Senate Minority Leader Chuck Schumer, in a letter to his Democratic colleagues, ripped into the forthcoming scaled-back Senate Republican stimulus proposal, underscoring the massive gulf that continues to exist between the parties in the negotiations for a new coronavirus relief package.
"Republicans may call their proposal 'skinny,' but it would be more appropriate to call it 'emaciated,'" Schumer wrote Thursday to his members. "Their proposal appears to be completely inadequate and, by every measure, fails to meet the needs of the American people."

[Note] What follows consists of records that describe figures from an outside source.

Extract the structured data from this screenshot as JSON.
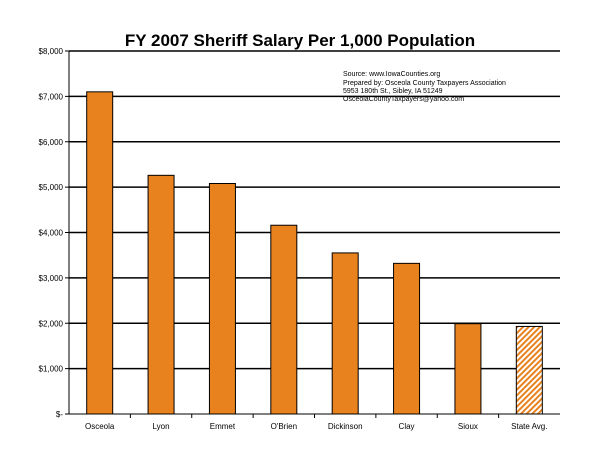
{
  "chart_data": {
    "type": "bar",
    "title": "FY 2007 Sheriff Salary Per 1,000 Population",
    "xlabel": "",
    "ylabel": "",
    "categories": [
      "Osceola",
      "Lyon",
      "Emmet",
      "O'Brien",
      "Dickinson",
      "Clay",
      "Sioux",
      "State Avg."
    ],
    "values": [
      7100,
      5260,
      5080,
      4160,
      3550,
      3320,
      1990,
      1930
    ],
    "y_tick_labels": [
      "$-",
      "$1,000",
      "$2,000",
      "$3,000",
      "$4,000",
      "$5,000",
      "$6,000",
      "$7,000",
      "$8,000"
    ],
    "ylim": [
      0,
      8000
    ],
    "grid": true,
    "colors": {
      "bar": "#E8821E",
      "bar_outline": "#000000",
      "highlight_hatch": "#E8821E",
      "gridline": "#000000"
    },
    "highlight_category": "State Avg.",
    "annotations": [
      "Source: www.IowaCounties.org",
      "Prepared by: Osceola County Taxpayers Association",
      "5953 180th St., Sibley, IA 51249",
      "OsceolaCountyTaxpayers@yahoo.com"
    ]
  }
}
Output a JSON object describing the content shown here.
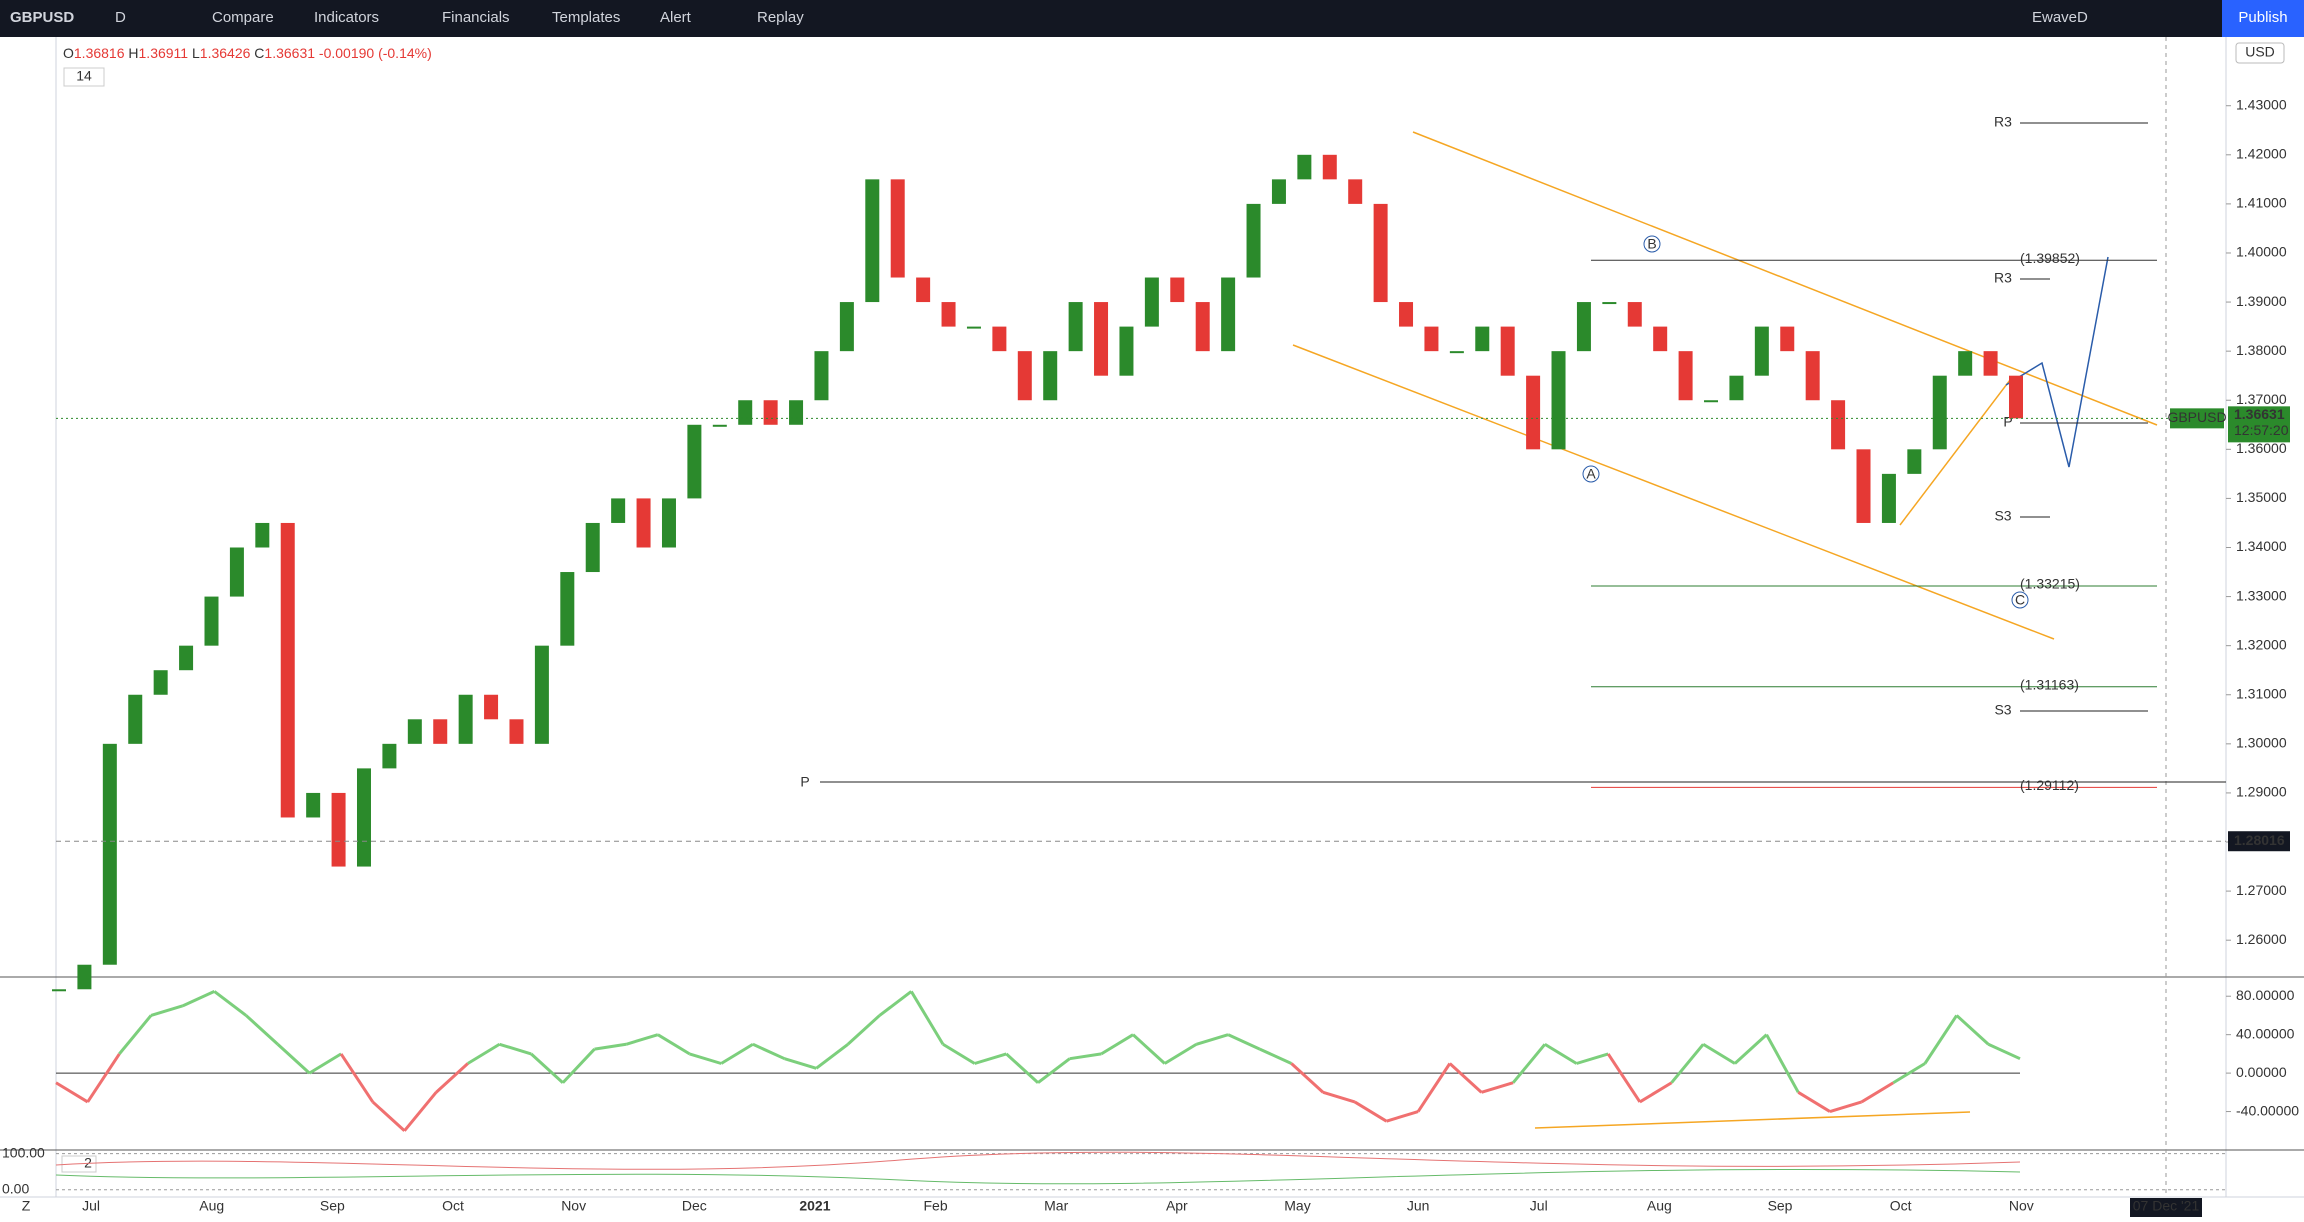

The letter sets the stage for a partisan battle that will re-commence in earnest when senators return from the summer recess period next week. Talks between Schumer, House Speaker Nancy Pelosi and top White House officials imploded nearly a month ago and have yet to make any headway in the weeks since. Democrats have pressed for a wide-ranging, multi-trillion dollar proposal to provide funds for schools, rental assistance for states and localities, health providers and small businesses.
Some context: Treasury Secretary Steven Mnuchin and White House chief of staff Mark Meadows, the top GOP negotiators, have rejected the Democratic topline repeatedly and pressed to move a smaller scale package consisting primarily of areas where at least topline bipartisan agreement exists.
Pelosi and Schumer have refused, castigating Republicans for underestimating the scale of the need created by the worst pandemic in a century.
The dynamics have led to an increasingly pessimistic view on Capitol Hill that a new relief package —following on the $2.2 trillion CARES Act — is even possible at all. Meadows, in private conversations with Senate Republicans, has repeated said he doesn't think a deal is possible with Democrats given their current posture, multiple sources have told CNN.
"It's tough to go more than a month with literally zero progress," one person involved in the negotiations told CNN. "Yet somehow that's exactly what has happened."
The divide carries with it massive ramifications for the weeks ahead, as the country continues to grapple with the economic devastation created by the pandemic and the public policy response to it. Lawmakers themselves face the threat of a government shutdown at the end of September if an agreement isn't reached on an all-encompassing funding measure.